Question

A man stands on the roof of a building of height 14.9 m and throws a rock with a velocity of magnitude 31.9 m/s at an angle of 25.2 ∘ above the horizontal. You can ignore air resistance.Assume that the rock is thrown from the level of the roof.
Calculate the maximum height above the roof reached by the rock.

Calculate the magnitude of the velocity of the rock just before it strikes the ground.

Calculate the horizontal distance from the base of the building to the point where the rock strikes the ground.

Answer 1

Answer:

(a) 9.402 meters above the roof

(b) Velocity is 31.193 m/s just before hitting the ground

(c) Horizontal distance traveled is 104.2 meters

Explanation:

Let's first find the horizontal and vertical velocity components of the rock when it is thrown. These are:

$V_x=31.9 * Cos(25.2)$

$V_y=31.9*Sin(25.2)$

So we have,

Horizontal velocity = 28.864 m/s

Vertical velocity = 13.582 m/s

Now let's solve the three parts with this information:

(a) To find the maximum height, we need to use the fact that vertical velocity at this point will be zero, as the rock is just about to start falling downward. So we have:

$(V_f)^2 - (V_i)^2 = 2*a*s$

where $V_f$ is the final velocity = 0 m/s

$V_i$ is the initial velocity = 13.582 m/s

and a is the acceleration = -9.81 m/s^2

Solving, we get:

$0^2-13.582^2=2*(-9.81)*s$

s = 9.402 m (distance above roof)

(b) Using the maximum height from (a), we can solve the following equation:

$(V_f)^2 - (V_i)^2 = 2*a*s$

where $V_f$ is the final velocity we need to find,

$V_i$ is the initial velocity = 0 m/s (from maximum height)
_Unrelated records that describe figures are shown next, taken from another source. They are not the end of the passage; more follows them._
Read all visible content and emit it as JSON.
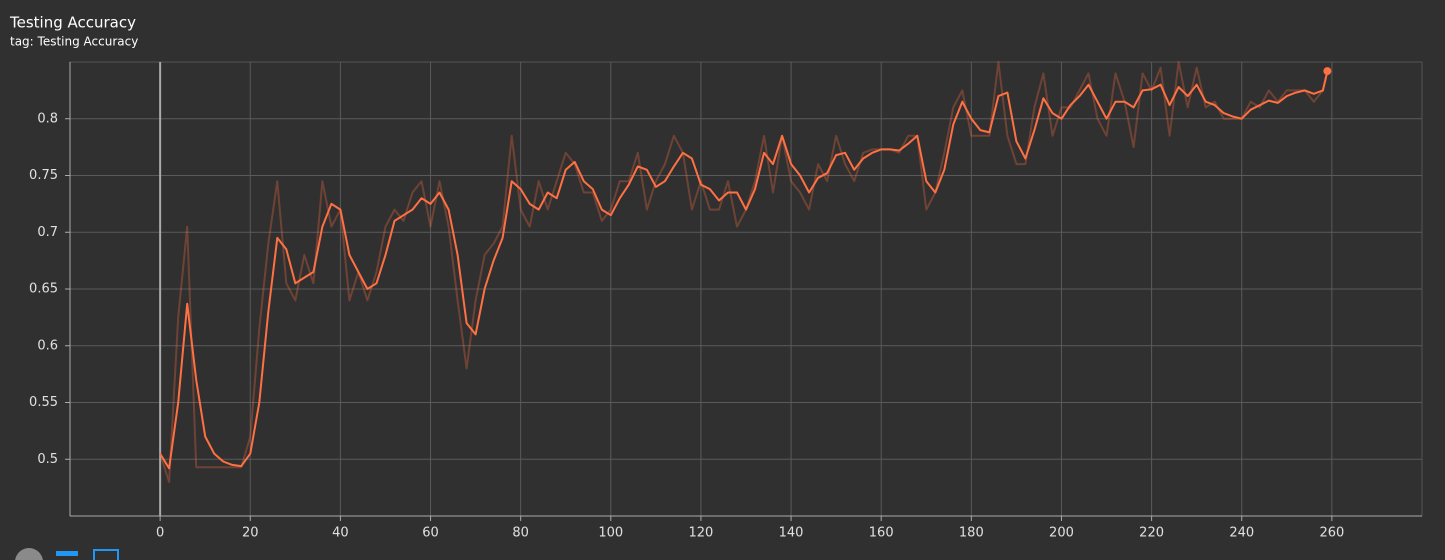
{
  "chart_data": {
    "type": "line",
    "title": "Testing Accuracy",
    "subtitle": "tag: Testing Accuracy",
    "x": [
      0,
      2,
      4,
      6,
      8,
      10,
      12,
      14,
      16,
      18,
      20,
      22,
      24,
      26,
      28,
      30,
      32,
      34,
      36,
      38,
      40,
      42,
      44,
      46,
      48,
      50,
      52,
      54,
      56,
      58,
      60,
      62,
      64,
      66,
      68,
      70,
      72,
      74,
      76,
      78,
      80,
      82,
      84,
      86,
      88,
      90,
      92,
      94,
      96,
      98,
      100,
      102,
      104,
      106,
      108,
      110,
      112,
      114,
      116,
      118,
      120,
      122,
      124,
      126,
      128,
      130,
      132,
      134,
      136,
      138,
      140,
      142,
      144,
      146,
      148,
      150,
      152,
      154,
      156,
      158,
      160,
      162,
      164,
      166,
      168,
      170,
      172,
      174,
      176,
      178,
      180,
      182,
      184,
      186,
      188,
      190,
      192,
      194,
      196,
      198,
      200,
      202,
      204,
      206,
      208,
      210,
      212,
      214,
      216,
      218,
      220,
      222,
      224,
      226,
      228,
      230,
      232,
      234,
      236,
      238,
      240,
      242,
      244,
      246,
      248,
      250,
      252,
      254,
      256,
      258,
      259
    ],
    "series": [
      {
        "color": "#ff7043",
        "opacity": 0.3,
        "values": [
          0.505,
          0.48,
          0.625,
          0.705,
          0.493,
          0.493,
          0.493,
          0.493,
          0.493,
          0.493,
          0.52,
          0.615,
          0.69,
          0.745,
          0.655,
          0.64,
          0.68,
          0.655,
          0.745,
          0.705,
          0.72,
          0.64,
          0.665,
          0.64,
          0.665,
          0.705,
          0.72,
          0.71,
          0.735,
          0.745,
          0.705,
          0.745,
          0.705,
          0.64,
          0.58,
          0.64,
          0.68,
          0.69,
          0.705,
          0.785,
          0.72,
          0.705,
          0.745,
          0.72,
          0.745,
          0.77,
          0.76,
          0.735,
          0.735,
          0.71,
          0.72,
          0.745,
          0.745,
          0.77,
          0.72,
          0.745,
          0.76,
          0.785,
          0.77,
          0.72,
          0.745,
          0.72,
          0.72,
          0.745,
          0.705,
          0.72,
          0.745,
          0.785,
          0.735,
          0.785,
          0.745,
          0.735,
          0.72,
          0.76,
          0.745,
          0.785,
          0.76,
          0.745,
          0.77,
          0.773,
          0.773,
          0.773,
          0.77,
          0.785,
          0.785,
          0.72,
          0.735,
          0.77,
          0.81,
          0.825,
          0.785,
          0.785,
          0.785,
          0.85,
          0.785,
          0.76,
          0.76,
          0.81,
          0.84,
          0.785,
          0.81,
          0.81,
          0.825,
          0.84,
          0.8,
          0.785,
          0.84,
          0.815,
          0.775,
          0.84,
          0.825,
          0.845,
          0.785,
          0.85,
          0.81,
          0.845,
          0.81,
          0.815,
          0.8,
          0.8,
          0.8,
          0.815,
          0.81,
          0.825,
          0.815,
          0.825,
          0.825,
          0.825,
          0.815,
          0.825,
          0.842
        ]
      },
      {
        "color": "#ff7043",
        "opacity": 1,
        "values": [
          0.505,
          0.492,
          0.55,
          0.637,
          0.57,
          0.52,
          0.505,
          0.498,
          0.495,
          0.494,
          0.505,
          0.55,
          0.63,
          0.695,
          0.685,
          0.655,
          0.66,
          0.665,
          0.705,
          0.725,
          0.72,
          0.68,
          0.665,
          0.65,
          0.655,
          0.68,
          0.71,
          0.715,
          0.72,
          0.73,
          0.725,
          0.735,
          0.72,
          0.68,
          0.62,
          0.61,
          0.65,
          0.675,
          0.695,
          0.745,
          0.738,
          0.725,
          0.72,
          0.735,
          0.73,
          0.755,
          0.762,
          0.745,
          0.738,
          0.72,
          0.715,
          0.73,
          0.742,
          0.758,
          0.755,
          0.74,
          0.745,
          0.758,
          0.77,
          0.765,
          0.742,
          0.738,
          0.728,
          0.735,
          0.735,
          0.72,
          0.738,
          0.77,
          0.76,
          0.785,
          0.76,
          0.75,
          0.735,
          0.748,
          0.752,
          0.768,
          0.77,
          0.755,
          0.765,
          0.77,
          0.773,
          0.773,
          0.772,
          0.778,
          0.785,
          0.745,
          0.735,
          0.755,
          0.795,
          0.815,
          0.8,
          0.79,
          0.788,
          0.82,
          0.823,
          0.78,
          0.765,
          0.79,
          0.818,
          0.805,
          0.8,
          0.812,
          0.82,
          0.83,
          0.815,
          0.8,
          0.815,
          0.815,
          0.81,
          0.825,
          0.826,
          0.83,
          0.812,
          0.828,
          0.82,
          0.83,
          0.815,
          0.812,
          0.805,
          0.802,
          0.8,
          0.808,
          0.812,
          0.816,
          0.814,
          0.82,
          0.823,
          0.825,
          0.822,
          0.825,
          0.842
        ]
      }
    ],
    "xlim": [
      -20,
      280
    ],
    "ylim": [
      0.45,
      0.85
    ],
    "xticks": [
      0,
      20,
      40,
      60,
      80,
      100,
      120,
      140,
      160,
      180,
      200,
      220,
      240,
      260
    ],
    "yticks": [
      0.5,
      0.55,
      0.6,
      0.65,
      0.7,
      0.75,
      0.8
    ],
    "grid": true
  }
}
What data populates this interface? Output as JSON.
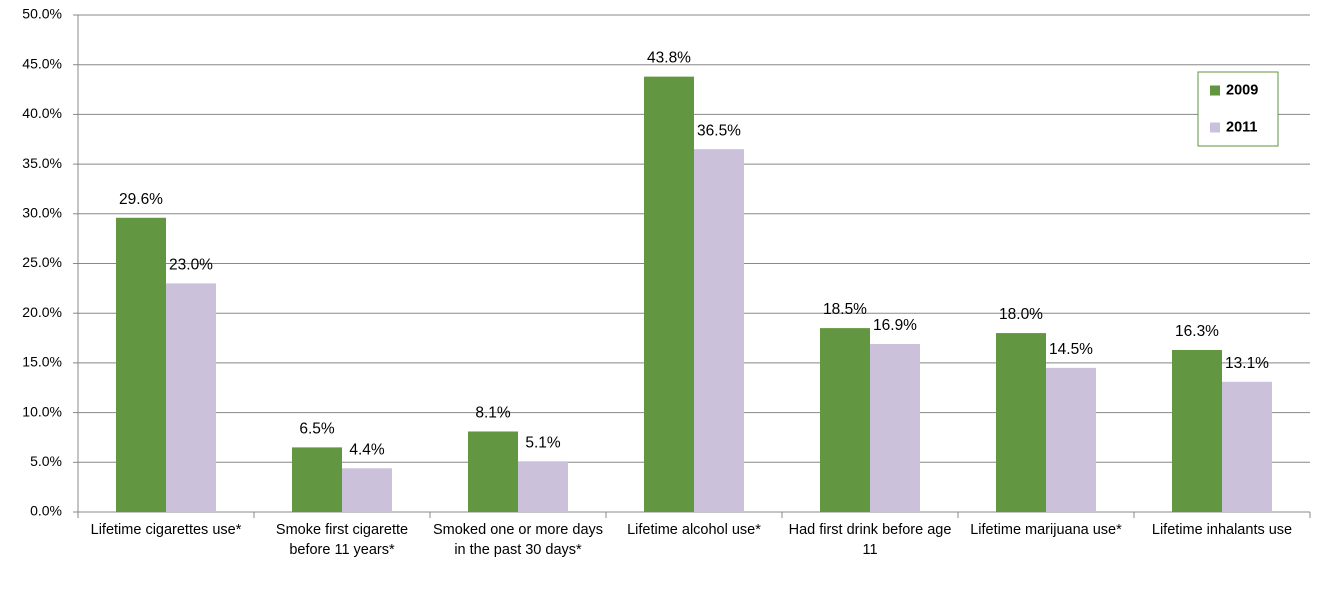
{
  "chart_data": {
    "type": "bar",
    "categories": [
      "Lifetime cigarettes use*",
      "Smoke first cigarette before 11 years*",
      "Smoked one or more days in the past 30 days*",
      "Lifetime alcohol use*",
      "Had first drink before age 11",
      "Lifetime marijuana use*",
      "Lifetime inhalants  use"
    ],
    "series": [
      {
        "name": "2009",
        "color": "#629640",
        "values": [
          29.6,
          6.5,
          8.1,
          43.8,
          18.5,
          18.0,
          16.3
        ],
        "value_labels": [
          "29.6%",
          "6.5%",
          "8.1%",
          "43.8%",
          "18.5%",
          "18.0%",
          "16.3%"
        ]
      },
      {
        "name": "2011",
        "color": "#ccc1da",
        "values": [
          23.0,
          4.4,
          5.1,
          36.5,
          16.9,
          14.5,
          13.1
        ],
        "value_labels": [
          "23.0%",
          "4.4%",
          "5.1%",
          "36.5%",
          "16.9%",
          "14.5%",
          "13.1%"
        ]
      }
    ],
    "ylim": [
      0,
      50
    ],
    "yticks": [
      {
        "value": 0,
        "label": "0.0%"
      },
      {
        "value": 5,
        "label": "5.0%"
      },
      {
        "value": 10,
        "label": "10.0%"
      },
      {
        "value": 15,
        "label": "15.0%"
      },
      {
        "value": 20,
        "label": "20.0%"
      },
      {
        "value": 25,
        "label": "25.0%"
      },
      {
        "value": 30,
        "label": "30.0%"
      },
      {
        "value": 35,
        "label": "35.0%"
      },
      {
        "value": 40,
        "label": "40.0%"
      },
      {
        "value": 45,
        "label": "45.0%"
      },
      {
        "value": 50,
        "label": "50.0%"
      }
    ],
    "grid": true,
    "legend": "upper right"
  }
}
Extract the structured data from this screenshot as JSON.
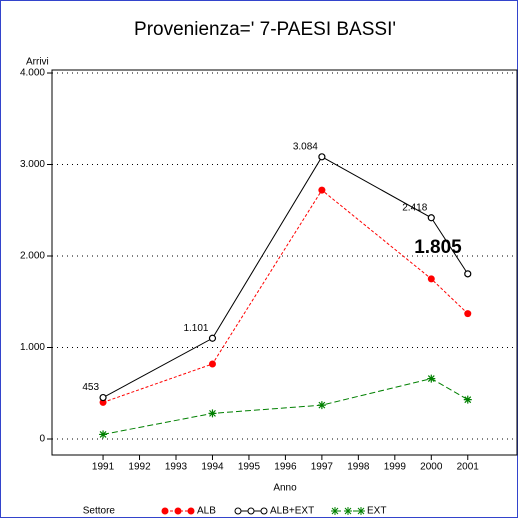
{
  "chart_data": {
    "type": "line",
    "title": "Provenienza=' 7-PAESI BASSI'",
    "y_label": "Arrivi",
    "x_label": "Anno",
    "legend_title": "Settore",
    "x": [
      1991,
      1994,
      1997,
      2000,
      2001
    ],
    "xlim": [
      1989.6,
      2002.35
    ],
    "xticks": [
      1991,
      1992,
      1993,
      1994,
      1995,
      1996,
      1997,
      1998,
      1999,
      2000,
      2001
    ],
    "ylim": [
      -175,
      4033
    ],
    "yticks": [
      0,
      {
        "value": 1000,
        "label": "1.000"
      },
      {
        "value": 2000,
        "label": "2.000"
      },
      {
        "value": 3000,
        "label": "3.000"
      },
      {
        "value": 4000,
        "label": "4.000"
      }
    ],
    "grid": true,
    "series": [
      {
        "name": "ALB",
        "color": "#ff0000",
        "values": [
          400,
          820,
          2720,
          1750,
          1370
        ]
      },
      {
        "name": "ALB+EXT",
        "color": "#000000",
        "values": [
          453,
          1101,
          3084,
          2418,
          1805
        ],
        "value_labels": [
          "453",
          "1.101",
          "3.084",
          "2.418",
          "1.805"
        ]
      },
      {
        "name": "EXT",
        "color": "#008000",
        "values": [
          50,
          280,
          370,
          660,
          430
        ]
      }
    ]
  }
}
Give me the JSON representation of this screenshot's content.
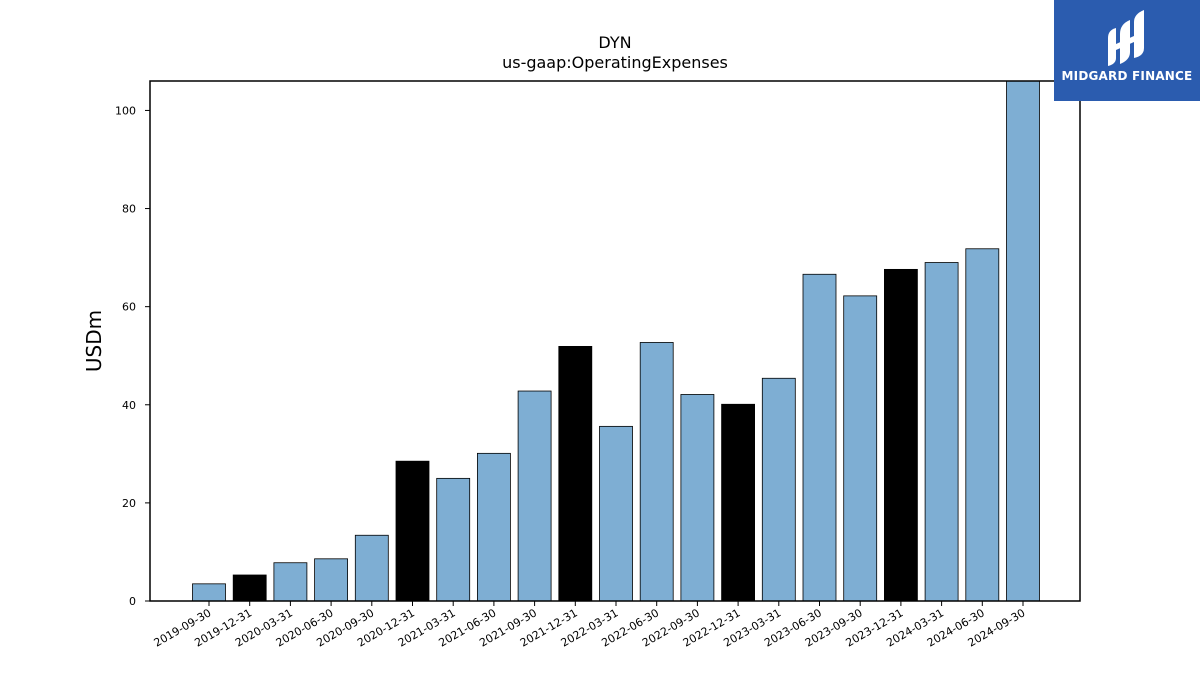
{
  "logo": {
    "text": "MIDGARD FINANCE",
    "background": "#2b5caf"
  },
  "chart_data": {
    "type": "bar",
    "title": "DYN",
    "subtitle": "us-gaap:OperatingExpenses",
    "xlabel": "",
    "ylabel": "USDm",
    "ylim": [
      0,
      106
    ],
    "yticks": [
      0,
      20,
      40,
      60,
      80,
      100
    ],
    "grid": false,
    "categories": [
      "2019-09-30",
      "2019-12-31",
      "2020-03-31",
      "2020-06-30",
      "2020-09-30",
      "2020-12-31",
      "2021-03-31",
      "2021-06-30",
      "2021-09-30",
      "2021-12-31",
      "2022-03-31",
      "2022-06-30",
      "2022-09-30",
      "2022-12-31",
      "2023-03-31",
      "2023-06-30",
      "2023-09-30",
      "2023-12-31",
      "2024-03-31",
      "2024-06-30",
      "2024-09-30"
    ],
    "values": [
      3.5,
      5.3,
      7.8,
      8.6,
      13.4,
      28.5,
      25.0,
      30.1,
      42.8,
      51.9,
      35.6,
      52.7,
      42.1,
      40.1,
      45.4,
      66.6,
      62.2,
      67.6,
      69.0,
      71.8,
      106.0
    ],
    "colors": {
      "quarter": "#7eaed3",
      "year_end": "#000000",
      "edge": "#000000"
    },
    "year_end_categories": [
      "2019-12-31",
      "2020-12-31",
      "2021-12-31",
      "2022-12-31",
      "2023-12-31"
    ]
  }
}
a is the acceleration = 9.81 m/s^2

and s = 14.9 + 9.402 = 24.302 m

Solving, we get:

$(V_f)^2 - (0)^2 = 2*(9.81)*(24.302)$

$V_f = 21.836$ m/s

As this is just the vertical velocity, to find the total velocity we have:

V = $\sqrt{(V_x)^2+(V_y)^2}$

V = $\sqrt{28.864^2 + 21.836^2}$

V = 36.193 m/s (Total velocity just before it hits the ground)

(c) To solve for this, we need to know the total time for this projectile motion, we can calculate this as follows:

$s=u*t+\frac{1}{2} (a*t^2)$

here, s = -14.9 m

u = 13.582 m/s (initial vertical velocity)

a = - 9.81 m/s^2 (acceleration due to gravity)

Solving, we get:

$-14.9 = 13.582t+0.5(-9.81t^2)$

and get the answers:

t1 = 3.61 s

t2 = -0.84 s

Since t2 isn't possible, our total time is t1 = 3.61 seconds.

Using this and our horizontal velocity, we can find the total distance traveled:

Distance = 28.864 * 3.61

Distance = 104.2 m (horizontal)